A mobilidade urbana na Região Metropolitana de Belém é assunto dos mais graves. Nossas cidades precisam oferecer ao cidadão condições de se deslocar em segurança de casa para o trabalho, do trabalho para o lazer ou para qualquer outro local que deseje ir, sem que isso envolva risco de vida. A opção pelo uso do transporte individual ou coletivo, a oferta de ciclovias e calçadas que garantam acessibilidade aos deficientes físicos e visuais são temas que precisam de um debate urgente, envolvendo todos os setores interessados.


 Os acidentes de trânsito diários – com perdas de dezenas de vidas humanas - são sintomas do caos em que se transformou o espaço urbano de Belém e demais cidades da RMB. Uma questão de saúde pública, o trânsito já é a segunda causa de mortes no Estado do Pará, só perdendo para as doenças do coração.   

Nesse cenário de tragédia, jovens motoqueiros são hoje as principais vítimas de um trânsito insano, irracional e sem leis.

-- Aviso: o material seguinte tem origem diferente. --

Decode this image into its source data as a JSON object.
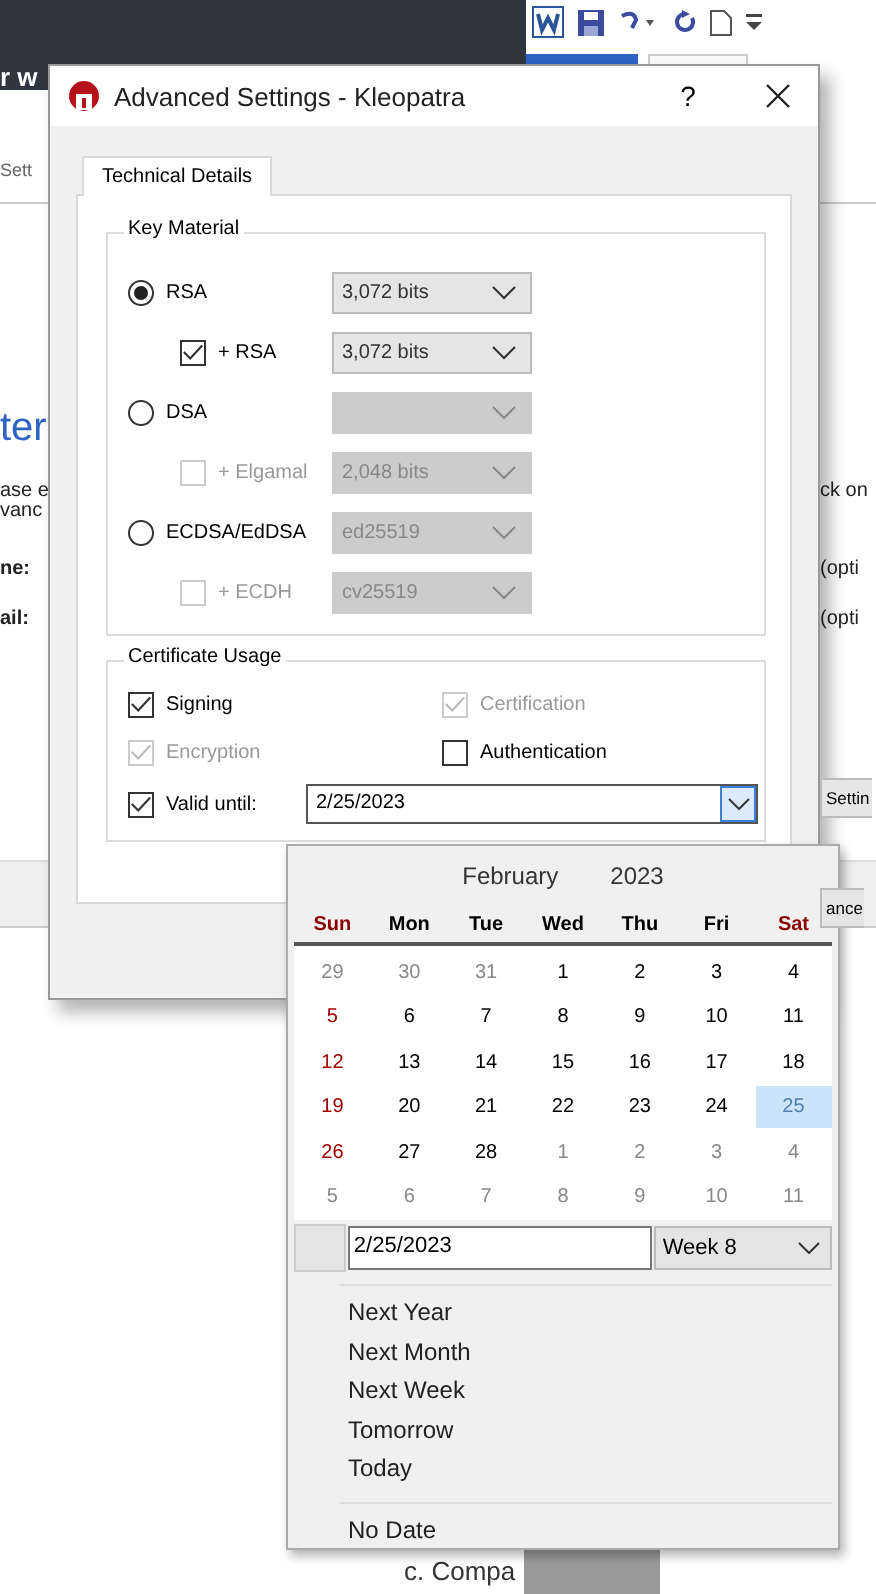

As estatísticas do Hospital Metropolitano confirmam: 52,5% dos internados no Hospital Metropolitano, de Ananindeua, este ano, foram vítimas de acidentes envolvendo motocicletas. De janeiro a junho, mais de 4.000 pessoas vítimas de acidentes de trânsito foram atendidas no hospital, sendo que mais da metade era motoqueiro.

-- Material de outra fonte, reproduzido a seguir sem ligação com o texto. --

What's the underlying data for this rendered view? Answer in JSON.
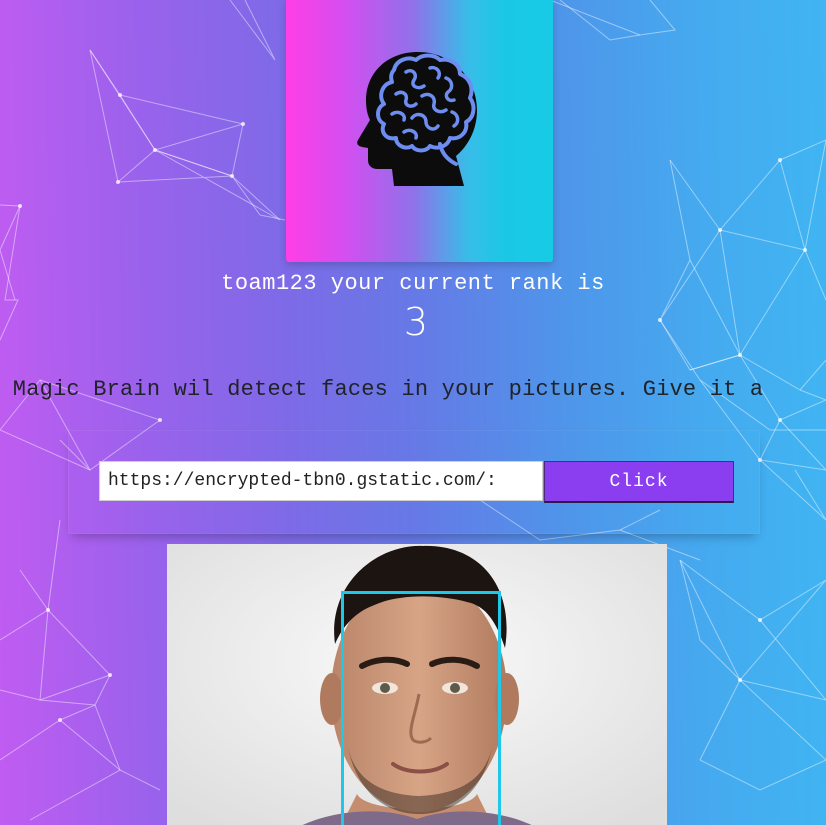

Há muito que chamo a atenção para os problemas de mobilidade urbana de nossa metrópole, que inclui além de um trânsito humano, transporte coletivo de qualidade. Para isso, penso que é fundamental a Implantação do Conselho Metropolitano do Transporte Urbano, a quebra do monopólio de algumas empresas que operam o transporte urbano na RMB e a criação de uma tarifa única para a RMB, nos moldes do bilhete único, já implantado com sucesso em outras metrópoles brasileiras, como Curitiba, São Paulo e Rio de Janeiro. Nesse modelo, também defendo a implantação do Passe Livre, uma aspiração de nossos estudantes. 

O bilhete único beneficiaria os usuários de transporte coletivo dos municípios que integram a Região Metropolitana, como Ananindeua, Benevides, Santa Bárbara, Castanhal, Santa Izabel, Mosqueiro e Outeiro. E nossa proposta é que também Santo Antonio do Tauá passe a integrar a RMB, beneficiando-se do bilhete único. 

É inegável que a melhoria da qualidade dos serviços prestados pelas empresas de transportes coletivos passa pela quebra do monopólio de algumas empresas que operam há décadas no transporte urbano de Belém sem oferecer um serviço de qualidade ao usuário. Portanto, se reeleito para um terceiro mandato, vou focar nessa questão da mobilidade urbana e colocar meu mandato à disposição das lutas dos moradores da RMB por mais qualidade de vida e de locomoção para todos.